Grâce à la politique monétaire extraordinaire de la BCE, les rendements IG européens ont été relativement stables, et n'ont pas souffert de la légère hausse des spreads du high yield et de la volatilité des spreads périphériques et du VIX.

Mais le problème reste la valorisation. Dans la mesure où les rendements des obligations d'entreprises « Investment Grade » européennes n'atteignent désormais plus que 0,4 %, les opportunités d'obtention de nouvelles performances absolues positives sur le crédit européen sont limitées, à moins que les rendements moyens ne deviennent négatifs.
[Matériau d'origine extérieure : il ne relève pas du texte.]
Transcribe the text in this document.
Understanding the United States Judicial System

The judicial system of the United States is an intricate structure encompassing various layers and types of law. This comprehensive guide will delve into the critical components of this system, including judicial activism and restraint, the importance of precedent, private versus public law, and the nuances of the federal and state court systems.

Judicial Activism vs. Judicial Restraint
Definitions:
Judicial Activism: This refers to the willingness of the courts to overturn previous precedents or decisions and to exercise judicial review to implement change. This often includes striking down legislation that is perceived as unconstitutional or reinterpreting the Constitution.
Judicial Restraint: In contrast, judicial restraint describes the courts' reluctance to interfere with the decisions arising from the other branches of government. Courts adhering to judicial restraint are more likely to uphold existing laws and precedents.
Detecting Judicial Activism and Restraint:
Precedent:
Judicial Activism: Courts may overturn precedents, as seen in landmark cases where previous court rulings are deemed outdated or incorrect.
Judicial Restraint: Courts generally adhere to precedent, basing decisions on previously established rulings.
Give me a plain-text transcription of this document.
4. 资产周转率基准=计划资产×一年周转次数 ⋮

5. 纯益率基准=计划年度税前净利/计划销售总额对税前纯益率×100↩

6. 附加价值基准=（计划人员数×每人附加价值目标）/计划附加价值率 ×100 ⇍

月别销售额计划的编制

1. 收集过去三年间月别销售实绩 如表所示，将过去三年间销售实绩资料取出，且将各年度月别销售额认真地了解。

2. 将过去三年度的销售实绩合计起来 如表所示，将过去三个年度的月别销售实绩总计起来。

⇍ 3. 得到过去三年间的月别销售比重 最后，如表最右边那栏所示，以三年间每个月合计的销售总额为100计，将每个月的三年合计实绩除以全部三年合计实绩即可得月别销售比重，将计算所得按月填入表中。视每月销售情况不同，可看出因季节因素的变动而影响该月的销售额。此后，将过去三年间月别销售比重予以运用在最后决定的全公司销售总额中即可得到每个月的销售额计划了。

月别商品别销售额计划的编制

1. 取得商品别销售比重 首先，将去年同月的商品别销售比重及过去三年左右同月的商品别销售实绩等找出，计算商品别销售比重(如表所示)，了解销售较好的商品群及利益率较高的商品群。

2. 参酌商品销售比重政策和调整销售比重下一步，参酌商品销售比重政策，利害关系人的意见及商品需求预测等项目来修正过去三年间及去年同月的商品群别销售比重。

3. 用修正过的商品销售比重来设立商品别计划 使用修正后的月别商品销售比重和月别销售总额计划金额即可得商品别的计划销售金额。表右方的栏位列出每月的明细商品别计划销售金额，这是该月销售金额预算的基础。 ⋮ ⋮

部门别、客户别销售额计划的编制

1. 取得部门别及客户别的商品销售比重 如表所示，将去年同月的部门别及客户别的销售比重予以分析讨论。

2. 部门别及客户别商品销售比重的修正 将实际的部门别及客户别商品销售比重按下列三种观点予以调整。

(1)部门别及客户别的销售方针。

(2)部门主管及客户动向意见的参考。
A l'inverse, le rendement moyen des obligations d'entreprises américaines IG est de 2,1 %, celui des obligations souveraines des marchés émergents en USD de 3,8 % et celui des obligations CoCos européennes AT1 de 4-5 %.

Nous révisons donc à la baisse notre notation du crédit IG européen de positive à neutre ce mois-ci.

CONCLUSION

Nous révisons à la baisse la notation du crédit IG européen de positive à neutre, et préférons le crédit IG américain, les obligations souveraines des marchés émergents et les obligations CoCos européennes (que nous jugeons toutes positives). Remarque pour les investisseurs en euro : avec un coût de couverture à 1 an du dollar en euro de 0,7 %, le crédit américain noté BBB offre un rendement de 1,6 % lorsqu'il est couvert en euro, soit 120 points de base au-dessus du rendement moyen du crédit IG européen.

Stratégies alternatives

Actions avec protection baissière -
le beurre et l’argent du beurre (sur le marché bousier) ?

Une exposition plus défensive aux actions durant l'été : nous avons déjà évoqué la performance historique généralement plus faible des marchés actions au cours de l'été (« Vendre en mai et s’en aller »). Ceci a motivé la rotation dans nos recommandations sectorielles le mois dernier, des secteurs cycliques (industrie, matériaux) au profit de la santé et la mise en exergue des fonds actions à faible volatilité/ETFs.

Recoupement actions + volatilité : une stratégie alternative qui permet aux investisseurs de limiter partiellement les risques sur leur exposition aux actions tout en restant exposés à la hausse du marché des actions est une stratégie d’actions protégées. Cela associe une exposition sous-jacente longue au marché des actions avec une protection baissière, soit en utilisant une exposition à la volatilité implicite, soit en achetant des options de vente.

Un exemple de cette stratégie associant volatilité et marché boursier est l'indice S&P 500 Dynamic VEQTOR, qui a égalé la performance de l'indice S&P 500 depuis 2006, mais avec des baisses de marché baissier réduites. 

Une exposition intelligente aux matières premières via le « roll yield » : lorsque les matières premières sont dans un large marché haussier, la performance peut être fantastique. Il suffit d’observer les performances extraordinaires du bois, du cuivre et du palladium au cours des dernières années.  Toutefois, depuis 2002, le rendement total annuel moyen des matières premières n'est plus que de 1,4 % par rapport à l'indice Bloomberg Commodity, en raison de la longue période baissière du marché des matières premières s’étendant de 2008 à 2020. 

Toutefois, sur cette même période, une stratégie de « roll yield » des matières premières, dont l’objectif est de bénéficier du rendement des matières premières en « backwardation » (où les prix au comptant sont plus élevés que les prix des contrats à terme) a généré un rendement annuel moyen de 11,9 %. Cette stratégie de « roll yield » fonctionne bien en période de marchés haussiers sur les matières premières, comme c’est le cas depuis le début de l’année dernière. Nous croyons fermement en cette stratégie dans un marché haussier structurel à long terme pour les métaux précieux et industriels. Selon nous, les stratégies de « roll yield » constituent un excellent moyen d'obtenir une exposition diversifiée à cette tendance structurelle.  

CONCLUSION

Les rendements obligataires étant proches de leurs plus bas niveaux historiques, le risque que les obligations ne jouent plus efficacement leur rôle de diversification (par rapport aux actions), au sein d'un portefeuille équilibré, est accru.  Afin de construire un portefeuille équilibré qui puisse bénéficier de la dynamique boursière, sans baisser fortement en phase de correction, nous préconisons un portefeuille combinant une exposition longue aux actions et une exposition longue à la volatilité implicite.